The scientists from Curis and Aurigene are far from the only ones looking to improve upon drugs like Keytruda and Opdivo. At the inaugural International Cancer Immunotherapy Conference, which began September 16 in New York, for example, scientists from Stanford University School of Medicine unveiled a small protein they’re working on that targets PD-L1 and that seems to produce more anti-tumor activity than traditional antibodies. A company called NewLink Genetics is working on a small-molecule inhibitor of another immune checkpoint called IDO.

Small molecule drugs could prove even more valuable as combination immuno-oncology treatments start to take hold, Fattaey contends. Although Curis has yet to announce its targets for its experimental drug, inhibiting PD-L1 has proven a particularly promising approach in lung cancer, bladder cancer and Hodgkin’s lymphoma, he says. Several companies have already partnered on checkpoint-inhibitor combination trials in various tumor types, and Curis hopes to someday be part of that effort to unleash the immune system from multiple different angles. “As we begin to examine and explore combination treatment strategies, our hope we could do all-oral combinations, rather than the patients having to continue to come in for injections,” Fattaey says.

Curis’ efforts come amidst a broad push to lower the cost of cancer drugs. All of the new cancer drugs approved in 2014 cost $120,000 a year or more, according to an editorial authored by 100 angry oncologists in last month’s edition of the Mayo Clinic Proceedings.

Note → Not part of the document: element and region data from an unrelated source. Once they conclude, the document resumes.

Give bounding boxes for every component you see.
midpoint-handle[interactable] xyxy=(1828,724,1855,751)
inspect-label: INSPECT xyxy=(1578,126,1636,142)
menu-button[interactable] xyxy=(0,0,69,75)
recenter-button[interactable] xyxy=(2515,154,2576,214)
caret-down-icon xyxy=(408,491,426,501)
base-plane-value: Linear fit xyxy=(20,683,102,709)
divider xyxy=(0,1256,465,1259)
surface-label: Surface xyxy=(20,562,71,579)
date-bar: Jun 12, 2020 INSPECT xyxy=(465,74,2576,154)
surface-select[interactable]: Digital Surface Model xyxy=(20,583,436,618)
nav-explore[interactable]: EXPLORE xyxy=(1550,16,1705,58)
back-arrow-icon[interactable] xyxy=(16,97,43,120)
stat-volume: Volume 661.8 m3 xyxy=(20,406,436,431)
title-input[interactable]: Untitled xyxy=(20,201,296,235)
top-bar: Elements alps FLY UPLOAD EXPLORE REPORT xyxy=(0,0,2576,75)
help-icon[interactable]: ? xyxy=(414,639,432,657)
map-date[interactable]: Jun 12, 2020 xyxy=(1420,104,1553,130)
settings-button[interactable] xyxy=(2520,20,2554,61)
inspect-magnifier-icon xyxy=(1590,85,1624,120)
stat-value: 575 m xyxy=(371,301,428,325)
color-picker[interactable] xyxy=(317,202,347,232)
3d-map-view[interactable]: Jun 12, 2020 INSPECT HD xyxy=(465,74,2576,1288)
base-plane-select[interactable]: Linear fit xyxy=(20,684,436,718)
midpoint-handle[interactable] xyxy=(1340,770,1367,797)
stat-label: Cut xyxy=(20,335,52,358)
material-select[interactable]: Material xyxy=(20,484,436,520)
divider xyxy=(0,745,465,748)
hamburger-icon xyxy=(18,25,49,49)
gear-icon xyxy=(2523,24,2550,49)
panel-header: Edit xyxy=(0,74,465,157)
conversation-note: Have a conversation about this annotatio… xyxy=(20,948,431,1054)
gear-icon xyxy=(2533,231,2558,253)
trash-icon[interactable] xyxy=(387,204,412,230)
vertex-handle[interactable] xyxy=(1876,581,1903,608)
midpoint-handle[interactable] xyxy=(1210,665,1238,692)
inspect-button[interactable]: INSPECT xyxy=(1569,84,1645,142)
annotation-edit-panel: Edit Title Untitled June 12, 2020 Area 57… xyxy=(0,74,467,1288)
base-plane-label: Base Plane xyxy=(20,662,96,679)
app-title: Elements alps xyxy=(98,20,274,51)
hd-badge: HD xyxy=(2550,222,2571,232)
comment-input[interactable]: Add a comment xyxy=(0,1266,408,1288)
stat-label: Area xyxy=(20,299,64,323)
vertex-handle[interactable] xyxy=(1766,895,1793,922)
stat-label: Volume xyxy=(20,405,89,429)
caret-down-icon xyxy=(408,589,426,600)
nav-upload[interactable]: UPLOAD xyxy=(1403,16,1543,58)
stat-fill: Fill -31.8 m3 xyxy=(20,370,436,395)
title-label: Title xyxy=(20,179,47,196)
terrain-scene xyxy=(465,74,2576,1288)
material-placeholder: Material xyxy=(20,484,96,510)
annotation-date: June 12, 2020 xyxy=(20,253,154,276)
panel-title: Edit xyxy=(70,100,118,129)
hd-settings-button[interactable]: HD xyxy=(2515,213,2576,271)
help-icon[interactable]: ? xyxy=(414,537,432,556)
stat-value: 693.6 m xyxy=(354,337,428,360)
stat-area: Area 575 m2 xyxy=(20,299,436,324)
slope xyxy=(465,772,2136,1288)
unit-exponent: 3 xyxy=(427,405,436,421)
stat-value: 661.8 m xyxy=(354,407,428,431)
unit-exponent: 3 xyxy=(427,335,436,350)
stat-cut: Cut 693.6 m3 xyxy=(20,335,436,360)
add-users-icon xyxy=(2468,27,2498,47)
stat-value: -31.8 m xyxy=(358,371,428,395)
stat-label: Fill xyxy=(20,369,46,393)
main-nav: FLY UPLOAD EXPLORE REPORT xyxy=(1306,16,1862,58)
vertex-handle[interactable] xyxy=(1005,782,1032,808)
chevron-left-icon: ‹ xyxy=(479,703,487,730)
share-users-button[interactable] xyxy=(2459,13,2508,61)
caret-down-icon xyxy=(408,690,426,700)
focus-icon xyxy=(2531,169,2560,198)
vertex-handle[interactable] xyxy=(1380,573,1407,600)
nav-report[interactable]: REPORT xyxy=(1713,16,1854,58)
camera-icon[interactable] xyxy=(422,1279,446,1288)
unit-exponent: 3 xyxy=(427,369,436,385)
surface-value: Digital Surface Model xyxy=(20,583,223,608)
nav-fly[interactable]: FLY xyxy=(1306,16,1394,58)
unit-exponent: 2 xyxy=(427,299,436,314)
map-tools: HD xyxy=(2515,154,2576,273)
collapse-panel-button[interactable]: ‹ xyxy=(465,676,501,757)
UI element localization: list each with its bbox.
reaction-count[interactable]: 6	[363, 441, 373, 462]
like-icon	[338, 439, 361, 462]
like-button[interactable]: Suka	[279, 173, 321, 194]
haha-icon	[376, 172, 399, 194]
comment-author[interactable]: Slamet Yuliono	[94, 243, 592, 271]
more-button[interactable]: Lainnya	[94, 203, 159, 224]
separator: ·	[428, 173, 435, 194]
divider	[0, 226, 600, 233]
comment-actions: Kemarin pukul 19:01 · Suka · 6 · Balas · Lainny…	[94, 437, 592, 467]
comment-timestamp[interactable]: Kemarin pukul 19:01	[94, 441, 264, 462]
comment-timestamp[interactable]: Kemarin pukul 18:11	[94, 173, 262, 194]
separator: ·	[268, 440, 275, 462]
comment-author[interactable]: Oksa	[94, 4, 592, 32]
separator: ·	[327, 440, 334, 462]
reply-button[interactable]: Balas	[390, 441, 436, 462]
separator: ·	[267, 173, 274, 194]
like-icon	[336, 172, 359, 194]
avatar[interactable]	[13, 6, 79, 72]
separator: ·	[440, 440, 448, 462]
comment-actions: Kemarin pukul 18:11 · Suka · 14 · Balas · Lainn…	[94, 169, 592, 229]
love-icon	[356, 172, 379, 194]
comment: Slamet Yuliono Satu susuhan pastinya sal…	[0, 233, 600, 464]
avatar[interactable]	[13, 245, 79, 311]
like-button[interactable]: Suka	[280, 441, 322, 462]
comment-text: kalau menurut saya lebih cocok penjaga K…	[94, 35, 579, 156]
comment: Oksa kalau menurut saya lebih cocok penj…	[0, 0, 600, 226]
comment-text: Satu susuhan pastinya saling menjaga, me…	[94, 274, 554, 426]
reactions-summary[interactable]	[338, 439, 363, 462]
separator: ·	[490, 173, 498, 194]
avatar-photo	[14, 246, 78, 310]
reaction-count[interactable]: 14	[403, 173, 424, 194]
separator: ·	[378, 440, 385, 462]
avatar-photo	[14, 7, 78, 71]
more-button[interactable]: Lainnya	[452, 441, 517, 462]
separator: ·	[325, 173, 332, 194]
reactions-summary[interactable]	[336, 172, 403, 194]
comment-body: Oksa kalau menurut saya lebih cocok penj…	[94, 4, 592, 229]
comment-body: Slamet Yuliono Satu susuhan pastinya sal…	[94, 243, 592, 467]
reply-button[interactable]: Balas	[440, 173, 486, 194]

Even when those drugs are covered by insurance, out-of-pocket expenses for the average patient can be as high as $30,000 a year, they noted. “Patients with cancer then have to make difficult choices between spending their incomes (and liquidating assets) on potentially lifesaving therapies or foregoing treatment to provide for family necessities (food, housing, education),” the authors wrote.

And convincing payers around the world to cover cutting-edge cancer drugs remains a challenge. Earlier this month, Merck won approval from the National Institute for Health and Care Excellence (NICE)—the U.K.’s drug-cost watchdog—for Keytruda to be covered by the National Health Service (NHS) to treat some types of advanced melanoma. The company is granting NHS a discount, however, according to a Reuters report.

Curis is embarking on its attempt to pioneer a more affordable generation of cancer immunotherapy with seriously limited resources. Most of the company’s revenues come from royalties on Erivedge (vismodegib), a drug to treat basal cell carcinoma that it licensed to Roche’s Genentech unit. Curis’ royalty revenues rose 19% year-over-year to $3.7 million in the first six months of 2015, but the company had a net loss of nearly $40 million. Its share price has dropped 22% in the last three months to $2.50.

Undeterred, Fattaey and his team of scientists continue to preach the value of their gameplan to both the medical and financial communities, appearing at two oncology conferences and three investment conferences this summer alone. “We see an oral checkpoint inhibitor as a tool in the armament for physicians to design a treatment strategy for each patient,” he says. “And we certainly see small molecules as consistent with the future of payment strategies.”